One-third of the Gulf’s federal waters remain closed to fishing. A House Natural Resources panel meets Thursday for the committee’s fourth in a series of seven hearings on the Deepwater Horizon oil rig explosion, the ongoing spill and the future of the nation’s energy policy.

BP and Transocean disputed control of drilling operations

Meanwhile, a major investigation by the New York Times published Saturday indicates that fierce arguments between BP, Transocean, which leased the Deepwater Horizon vessel to BP, and several other companies with a stake in the well, led to shoddy shortcut measures that contributed to a lack of control over the exploration rig.

Halliburton, which was responsible for contracting out the labour to affix the well casing to its defective blowout preventer was also implicated for slap-dash work, in the Times report.

Executives from Transocean Ltd, Halliburton and Anadarko Petroleum Corp, which owns a 25 percent share of the well, are to appear at an energy conference in New York on Monday, under pressure to explain how the spill happened and discuss its ramifications.

The squabble over who was in charge of the vessel – which was not the captain, according to the Times report – and who was pushing it to move faster in its oil explorations caused unsafe conditions as many as five weeks before the explosion that sank it, killing 11 and causing the worst oil spill in US history, the Times reported. The main signs of trouble were several gas emission to the well head, called kicks, that the rig began to experience when drilling Mississippi Canyon Block 252.

When the vessel’s operators contacted the US Minerals and Management Service, which oversees and collects leases for offshore drilling, a fierce internal email debate began at the agency. But those in the agency that wanted to grant the Deepwater Horizon and exception to keep drilling, despite the safety problems, prevailed over the rig workers’ objections and dissenters within the MMS, said the Times.

According to one drilling engineer who spoken with Bellona Web on the condition of anonymity, the excessive rate of kicks experienced by the Deepwater Horizon reported by the Times were a clear indication that “the rig should have pulled up its drilling line, sealed the well, and moved on.”

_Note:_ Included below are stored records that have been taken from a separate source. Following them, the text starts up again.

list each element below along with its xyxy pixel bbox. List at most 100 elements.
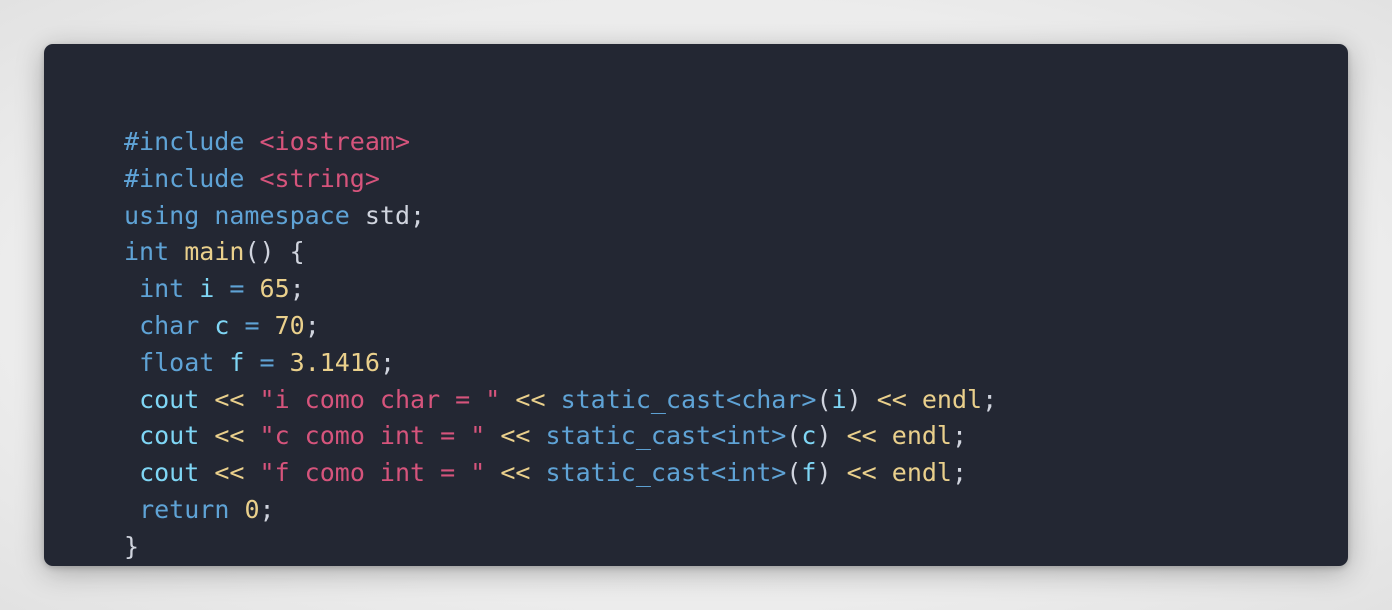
code-block[interactable]: #include <iostream> #include <string> usin… [124,124,997,566]
code-line: } [124,529,997,566]
code-line: char c = 70; [124,308,997,345]
code-line: #include <iostream> [124,124,997,161]
code-token-ident: cout [139,421,200,451]
code-token-ident: cout [139,458,200,488]
code-token-ident: f [229,347,245,377]
code-line: #include <string> [124,161,997,198]
code-token-string: "f como int = " [259,458,486,488]
code-token-keyword: static_cast<int> [545,421,787,451]
code-token-plain: ) [816,458,832,488]
code-token-keyword: = [229,274,245,304]
code-token-number: << [214,384,245,414]
code-token-keyword: return [139,494,230,524]
code-line: using namespace std; [124,198,997,235]
code-token-keyword: #include [124,163,245,193]
code-token-keyword: char [139,310,200,340]
code-token-keyword: static_cast<int> [545,458,787,488]
code-token-plain: ) [846,384,862,414]
code-token-number: 70 [274,310,305,340]
code-line: cout << "c como int = " << static_cast<i… [124,418,997,455]
code-token-number: endl [921,384,983,414]
code-token-number: << [876,384,907,414]
code-token-ident: c [801,421,817,451]
code-token-plain: ; [379,347,396,377]
code-token-keyword: namespace [214,200,350,230]
code-token-number: 0 [244,494,260,524]
code-card: #include <iostream> #include <string> usin… [44,44,1348,566]
code-token-keyword: #include [124,127,245,156]
code-token-string: "i como char = " [259,384,501,414]
code-line: return 0; [124,492,997,529]
code-token-plain: ( [786,458,802,488]
code-token-string: <iostream> [259,127,410,156]
code-token-ident: i [199,274,215,304]
code-token-function: main [184,237,245,267]
code-token-plain: ; [982,384,998,414]
code-token-plain: } [124,531,140,561]
code-token-keyword: float [139,347,215,377]
code-token-plain: ; [259,494,275,524]
code-token-keyword: static_cast<char> [560,384,817,414]
code-token-ident: f [801,458,817,488]
code-token-number: << [214,458,245,488]
code-line: float f = 3.1416; [124,345,997,382]
code-token-plain: ) [816,421,832,451]
code-token-plain: () { [244,237,305,267]
code-token-plain: ; [289,274,305,304]
code-line: cout << "i como char = " << static_cast<… [124,382,997,419]
code-token-number: << [500,458,531,488]
code-token-plain: ( [786,421,802,451]
code-token-number: << [846,458,877,488]
code-token-string: "c como int = " [259,421,486,451]
code-line: int i = 65; [124,271,997,308]
code-line: cout << "f como int = " << static_cast<i… [124,455,997,492]
code-line: int main() { [124,234,997,271]
code-token-number: endl [891,458,952,488]
code-token-number: 65 [259,274,290,304]
code-token-plain: ; [952,421,968,451]
code-token-plain: ; [304,310,320,340]
code-token-number: endl [891,421,952,451]
code-token-keyword: = [259,347,275,377]
code-token-number: 3.1416 [289,347,380,377]
code-token-keyword: int [139,274,185,304]
code-token-string: <string> [259,163,380,193]
code-token-plain: ( [816,384,832,414]
code-token-number: << [846,421,877,451]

But with BP renting the Deepwater horizon at a rate of $500,000 a day while the company was already running several million dollars  behind schedule induced the decision to keep working the now-blown-out well, the Times reported.

Continuing federal investigations into culpability for the spill, including criminal ones US Attorney General Eric Holder said he plans to file, are predicted to become extraordinarily tangled by the sheer amount of companies and US government oversight agencies involved in the spill.